The man bowed his head for a brief prayer, asked God to bless the proceedings, then Reverend Trull took the pulpit. He looked as Mary remembered from YouTube—a short man with a potbelly, going gray at the temples. He wore a dress shirt with the sleeves rolled to his elbows and thick glasses that darkened his eyes. The congregation seemed to hold its collective breath as Trull stepped up to
the lectern.
“First, let me say how proud I am to see so many of you out there. I know it was probably a little scary tonight, coming to church and having reporters taking pictures and then having a bunch of sign-waving sinners saying you’re bigots and full of hate. But you know what? I don’t care. If living our lives according to the Bible makes us bigots, then I say so be it! If believing the Holy Scriptures makes us full of hate, then I say so be it!”
“Amen!” shouted several people from around the room.
“You know,” said Trull, warming to his audience, “those people hollering and carrying signs outside think that God loves homosexuals just as much as He loves us.
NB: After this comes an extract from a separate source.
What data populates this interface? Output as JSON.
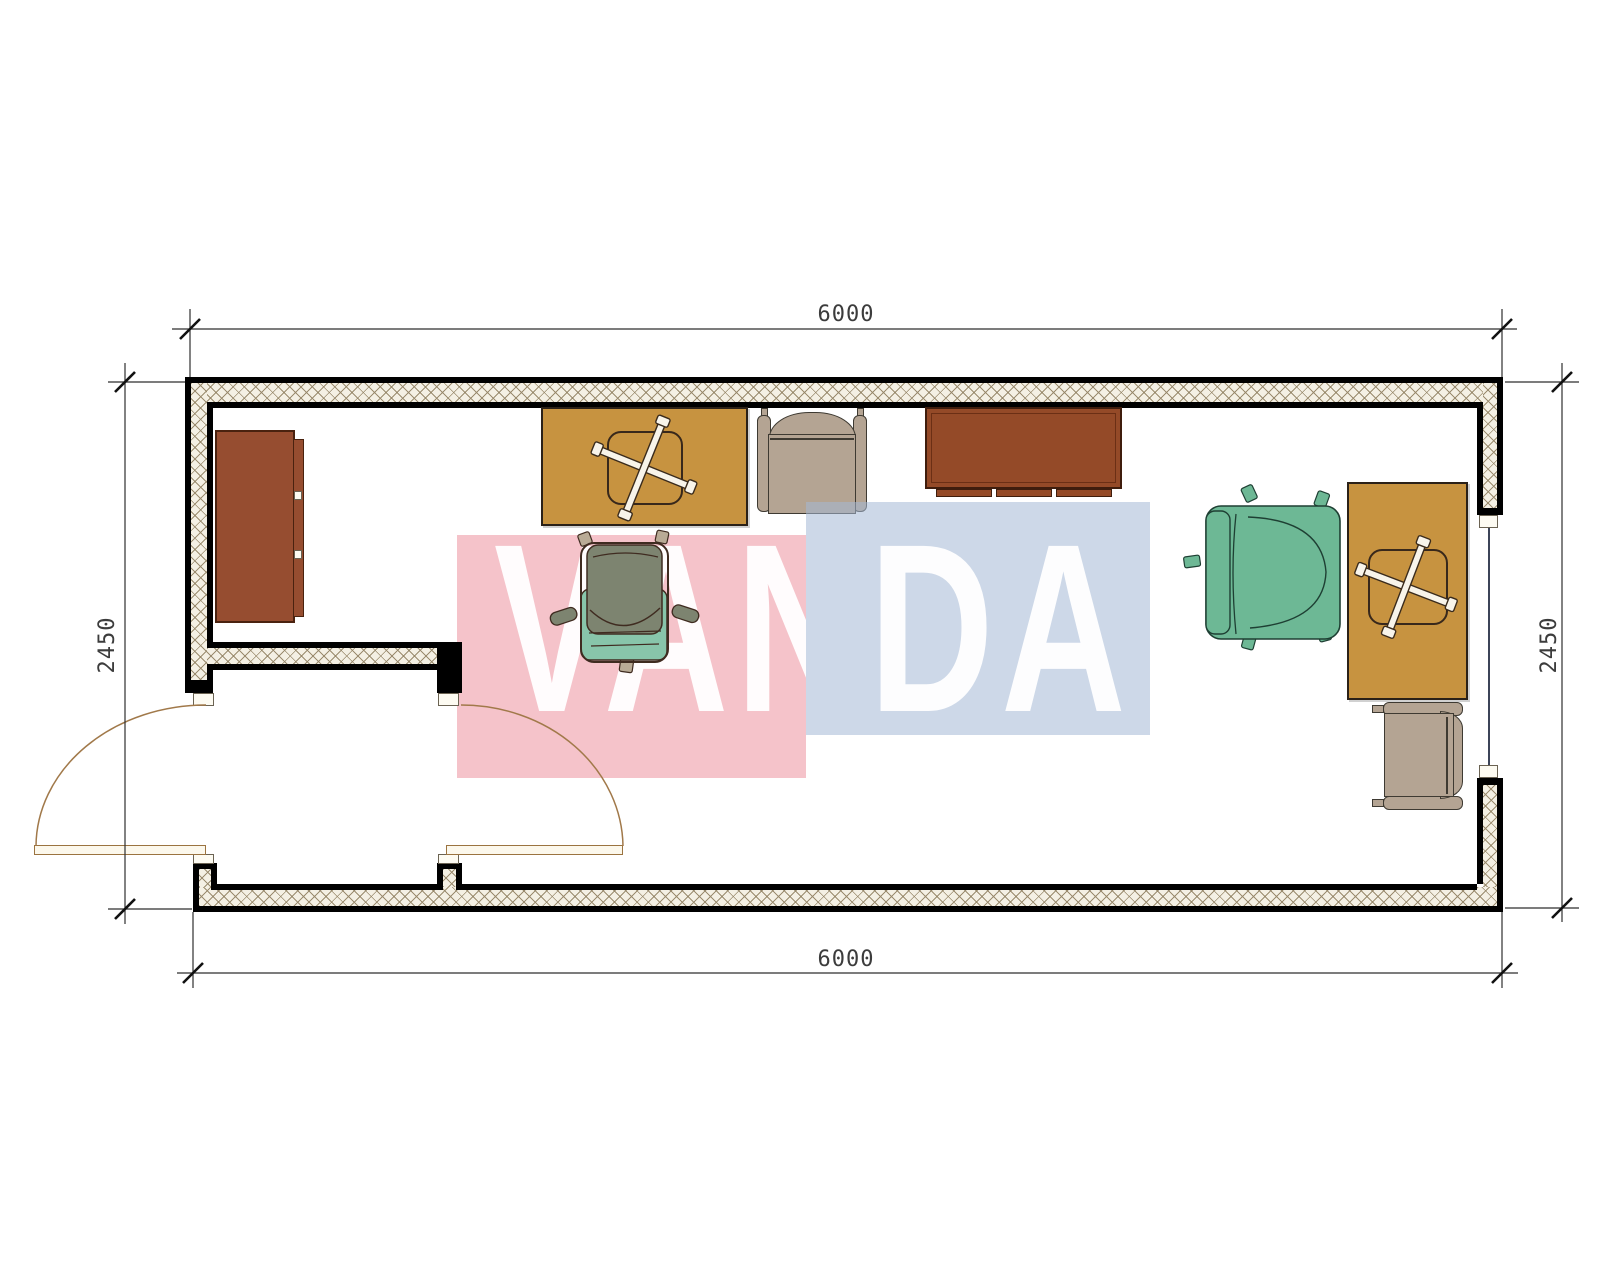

That Jesus loves them and so should we. Well, you know—those people are right. God does love homosexuals, and so do we. We love them enough to try and stop them from going down the wrong path! We love them enough to tell them that God is just and righteous and they are going to burn in hell if they don’t start obeying His commandments!”
“You tell ’em, brother!” said an old man sitting on the row in front of Mary.
“Now if you went outside right now, those folks with the signs would tell you that Jesus never said one word about queers and dykes. And that’s true, too—he didn’t. But do you know why he didn’t? Because he didn’t have to! The Old Testament covers homosexuality in Genesis, Leviticus, Judges, Isaiah. Jesus would have thought only complete knuckleheads wouldn’t know that men having sex with other men was evil and wrong!”